As far back as 2001, a team at Princeton University studied the persistence of web references in scientific articles, finding that the raw number of URLs contained in academic articles was increasing but that many of the links were broken, including 53 percent of those in the articles they had collected from 1994. Thirteen years later, six researchers created a data set of more than 3.5 million scholarly articles about science, technology, and medicine, and determined that one in five no longer points to its originally intended source. In 2016, an analysis with the same data set found that 75 percent of all references had drifted.
Deletion isn’t the only issue. Not only can information be removed, but it also can be changed. Before the advent of the internet, it would have been futile to try to change the contents of a book after it had been long published.

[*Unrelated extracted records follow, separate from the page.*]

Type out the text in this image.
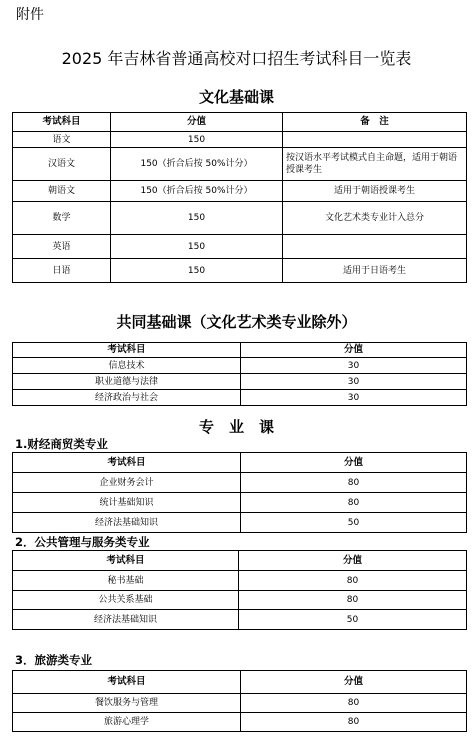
附件
2025 年吉林省普通高校对口招生考试科目一览表
文化基础课
考试科目	分值	备　注
语文	150	
汉语文	150（折合后按 50%计分）	按汉语水平考试模式自主命题，适用于朝语授课考生
朝语文	150（折合后按 50%计分）	适用于朝语授课考生
数学	150	文化艺术类专业计入总分
英语	150	
日语	150	适用于日语考生
共同基础课（文化艺术类专业除外）
考试科目	分值
信息技术	30
职业道德与法律	30
经济政治与社会	30
专　业　课
1.财经商贸类专业
考试科目	分值
企业财务会计	80
统计基础知识	80
经济法基础知识	50
2．公共管理与服务类专业
考试科目	分值
秘书基础	80
公共关系基础	80
经济法基础知识	50
3．旅游类专业
考试科目	分值
餐饮服务与管理	80
旅游心理学	80
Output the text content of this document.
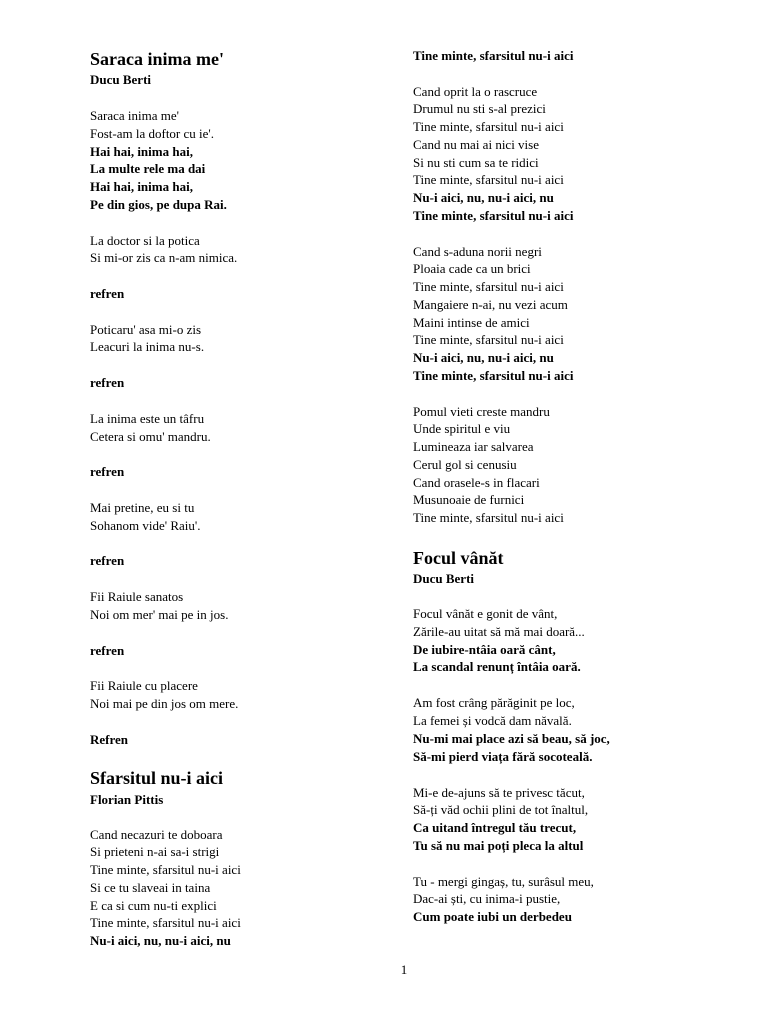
Saraca inima me'
Ducu Berti
Saraca inima me'
Fost-am la doftor cu ie'.
Hai hai, inima hai,
La multe rele ma dai
Hai hai, inima hai,
Pe din gios, pe dupa Rai.
La doctor si la potica
Si mi-or zis ca n-am nimica.
refren
Poticaru' asa mi-o zis
Leacuri la inima nu-s.
refren
La inima este un tâfru
Cetera si omu' mandru.
refren
Mai pretine, eu si tu
Sohanom vide' Raiu'.
refren
Fii Raiule sanatos
Noi om mer' mai pe in jos.
refren
Fii Raiule cu placere
Noi mai pe din jos om mere.
Refren
Sfarsitul nu-i aici
Florian Pittis
Cand necazuri te doboara
Si prieteni n-ai sa-i strigi
Tine minte, sfarsitul nu-i aici
Si ce tu slaveai in taina
E ca si cum nu-ti explici
Tine minte, sfarsitul nu-i aici
Nu-i aici, nu, nu-i aici, nu
Tine minte, sfarsitul nu-i aici
Cand oprit la o rascruce
Drumul nu sti s-al prezici
Tine minte, sfarsitul nu-i aici
Cand nu mai ai nici vise
Si nu sti cum sa te ridici
Tine minte, sfarsitul nu-i aici
Nu-i aici, nu, nu-i aici, nu
Tine minte, sfarsitul nu-i aici
Cand s-aduna norii negri
Ploaia cade ca un brici
Tine minte, sfarsitul nu-i aici
Mangaiere n-ai, nu vezi acum
Maini intinse de amici
Tine minte, sfarsitul nu-i aici
Nu-i aici, nu, nu-i aici, nu
Tine minte, sfarsitul nu-i aici
Pomul vieti creste mandru
Unde spiritul e viu
Lumineaza iar salvarea
Cerul gol si cenusiu
Cand orasele-s in flacari
Musunoaie de furnici
Tine minte, sfarsitul nu-i aici
Focul vânăt
Ducu Berti
Focul vânăt e gonit de vânt,
Zările-au uitat să mă mai doară...
De iubire-ntâia oară cânt,
La scandal renunț întâia oară.
Am fost crâng părăginit pe loc,
La femei și vodcă dam năvală.
Nu-mi mai place azi să beau, să joc,
Să-mi pierd viața fără socoteală.
Mi-e de-ajuns să te privesc tăcut,
Să-ți văd ochii plini de tot înaltul,
Ca uitand întregul tău trecut,
Tu să nu mai poți pleca la altul
Tu - mergi gingaș, tu, surâsul meu,
Dac-ai ști, cu inima-i pustie,
Cum poate iubi un derbedeu
1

So yes it is a very real problem and due to the decentralised nature of the Internet sites, blogs, books, and even government sites get deleted and changed. On the site/hosting side this will not change, so right now our hope really lies in the Internet Archive’s Wayback Machine (and that it keeps getting funding) and efforts like Amberlink, as it is unlikely that any legislation will change this reality. The fact is, we are doomed to lose a lot of human knowledge though the Internet, at least for now.
#technology #archiving #knowledge #internetarchive #waybackmachine
Too much has been lost already. The glue that holds humanity’s knowledge together is coming undone.